Не думаю, что он мог не заметить пробоину, когда грузил нежданную добычу, но, не то плохо соображая со страху, не то желая лишний раз продемонстрировать свою непричастность, тут же принялся старательно осматривать панцирь и через несколько мгновений радостно возгласил:

– Есть, есть дыра! Аккурат в этом месте!

– А ведь верно, я не видел графских лат у тех троих, – припомнил я. – Почему они их не взяли, интересно? Доспехи дорогие…

– Наверное, именно поэтому, – ответила Эвьет. – Дорогие, не как у простых рыцарей – могли дознаться, что графские. Может, там и чеканка какая особая есть, мы не приглядывались – кулак-то на шлеме точно приметный… А этим типам очень не хотелось, чтобы их хоть как-то связали со смертью графа. Самого-то его они зарыли, я это издали видела. А доспехи так бросили.

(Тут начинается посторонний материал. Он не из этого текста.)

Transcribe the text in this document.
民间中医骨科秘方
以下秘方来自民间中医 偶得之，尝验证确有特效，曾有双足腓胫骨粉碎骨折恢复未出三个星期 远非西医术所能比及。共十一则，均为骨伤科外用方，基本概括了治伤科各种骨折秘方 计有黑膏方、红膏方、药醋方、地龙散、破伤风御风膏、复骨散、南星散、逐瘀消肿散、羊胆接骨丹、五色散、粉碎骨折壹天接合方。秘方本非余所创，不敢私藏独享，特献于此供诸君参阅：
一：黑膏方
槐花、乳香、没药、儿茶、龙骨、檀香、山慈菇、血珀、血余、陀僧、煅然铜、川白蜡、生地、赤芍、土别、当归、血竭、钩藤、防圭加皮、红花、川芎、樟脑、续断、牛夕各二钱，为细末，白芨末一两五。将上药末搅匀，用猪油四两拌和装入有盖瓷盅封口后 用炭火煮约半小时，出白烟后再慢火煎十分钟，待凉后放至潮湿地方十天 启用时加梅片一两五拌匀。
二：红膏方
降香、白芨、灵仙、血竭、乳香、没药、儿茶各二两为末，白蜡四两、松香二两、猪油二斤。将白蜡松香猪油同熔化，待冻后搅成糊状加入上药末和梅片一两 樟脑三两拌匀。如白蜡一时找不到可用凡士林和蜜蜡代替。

Я подумал, почему вместе с Рануаром не закопали и его броню, и решил, что, скорее всего, соображения, о которых говорила Эвьет, пришли им в голову уже после того, как могила была зарыта, может быть, даже после жаркого спора между жадностью и осторожностью – а копать по новой им было лень.

Меж тем крестьянин, услышав, что речь о смерти целого графа, совсем остолбенел от ужаса. Он побледнел настолько, насколько позволял его загар, и мне даже показалось, что я слышу, как стучат его зубы.

– Не дрожи так, – усмехнулся я, убирая меч в ножны. – Мы не собираемся претендовать на твою добычу. Эти доспехи уже красовались на одном осле, правда, его глупость стоила жизни двенадцати тысячам человек, и это только с одной стороны. Так что, полагаю, твой длинноухий друг сможет носить их с большей пользой.

Мужичонка лишь глупо хлопал глазами в ответ на мои упражнения в остроумии, и я обратился к более практичным материям:

– Что делать-то думаешь со всем этим железом?

– Да вот… коли ваша милость не прогневается… думал кузнецу сбыть нашему. А то ведь нонче так дорого все… серп простой и то не купишь, говорят, все железо на войну ушло… а тут, почитай, на всю деревню хватит… и на серпы, и на косы, и на лемехи… – он испуганно замолк, глядя на меня преданным собачьим взглядом.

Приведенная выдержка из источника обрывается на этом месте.